PPRuNe Forums - View Single Post - VFR navigation question
View Single Post
Old 28th September 2006 | 11:50
  #16 (permalink)  
High Wing Drifter
Guest
 
Posts: n/a
mad_bear,

Regardless of whether your technique is pilotage or dead-reckoning, there certain things you can do to make VFR altogther easier.

Apart from the basic speed/heading/timing, I think firstly, one must look at the route on the chart and pick things that you think will be easey to spot and plan to use those. The trick, as you have discovered, is to pick things that are easy from the air. Don't be tempted to try and id features by going ground to map. To remain in control maintain a map to ground philosophy. The ground to map id method essentially means you are no longer confident that you know where you are and takes much more time away from flying accurate headings. Also, always orientate your map so the direction you are travelling in faces forward/up - if you don't you'll get caught out one day!

Things which I find most easy to spot are:

The shape of large lakes
Complex Road Junctions
The shape of a town
The relative co-location of small hamlets
Parallel road/canal/river/active railway line
Stacks (towers, ariels).
Single carriageway road with dual carriageway sections.
Motorways
The way roads radiate from or orbit around towns. You have probably misidentified a town with four roads to the west if the maps shows only three.

Things are can be extremely difficult to find but tempting to use:

Windfarms - the big ones are easy, but the CAA chart sometimes suggests multiple when only one itsy-bitsy windmill exists
Minor roads, rivers and disused railway lines: They can all look the same!
Smaller lakes, some are shown, some aren't.
Disused airfields. Some stand out for 10 miles. Some are just marks on the ground.
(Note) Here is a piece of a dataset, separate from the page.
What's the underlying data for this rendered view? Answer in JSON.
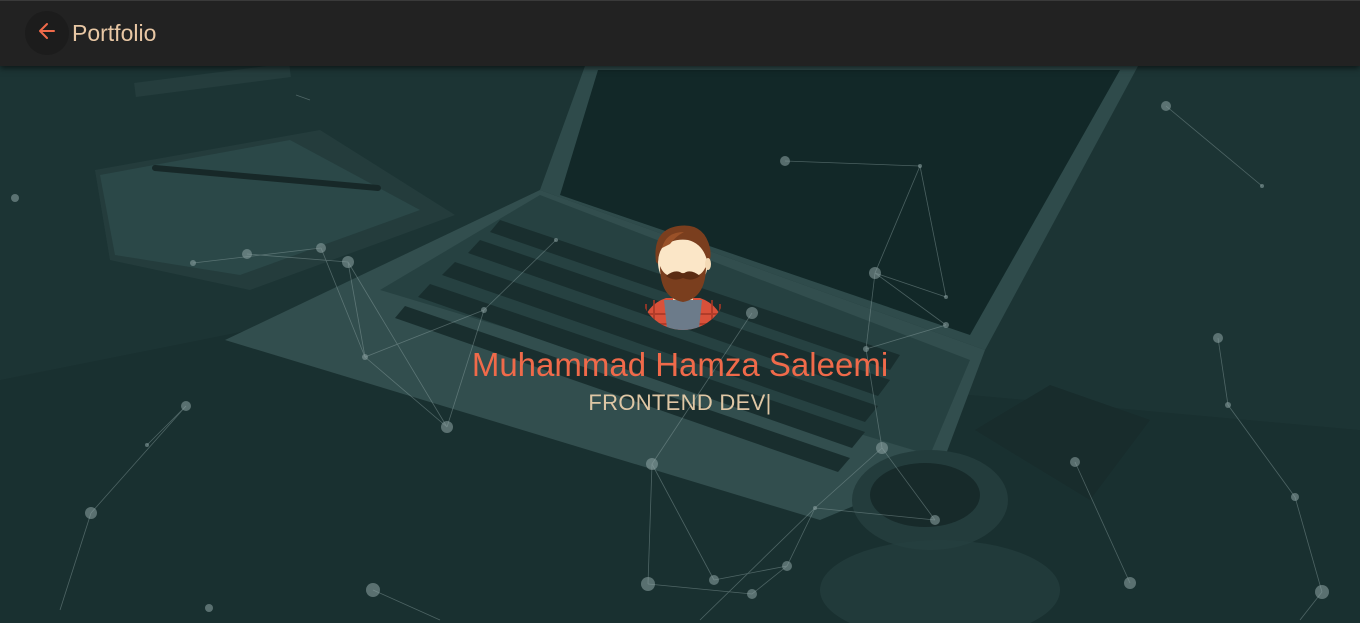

Same goes for some active airfields!

Once you get tuned in, you start using the following:

Forests
Pattern of high ground
Pure timing, because eventually you'll learn to have faith that maintaing your heading accurately for the right amount of time at the planned speed always puts you roughly where you planned to be

Regardless of the above, as others say, it is difficult. But general confidence comes from getting the brain to see how features are placed in relation to each other, rather than concentrating on finding a single feature. The former guards against mis-identification and help greatly with spotting the 'pattern' before you get there.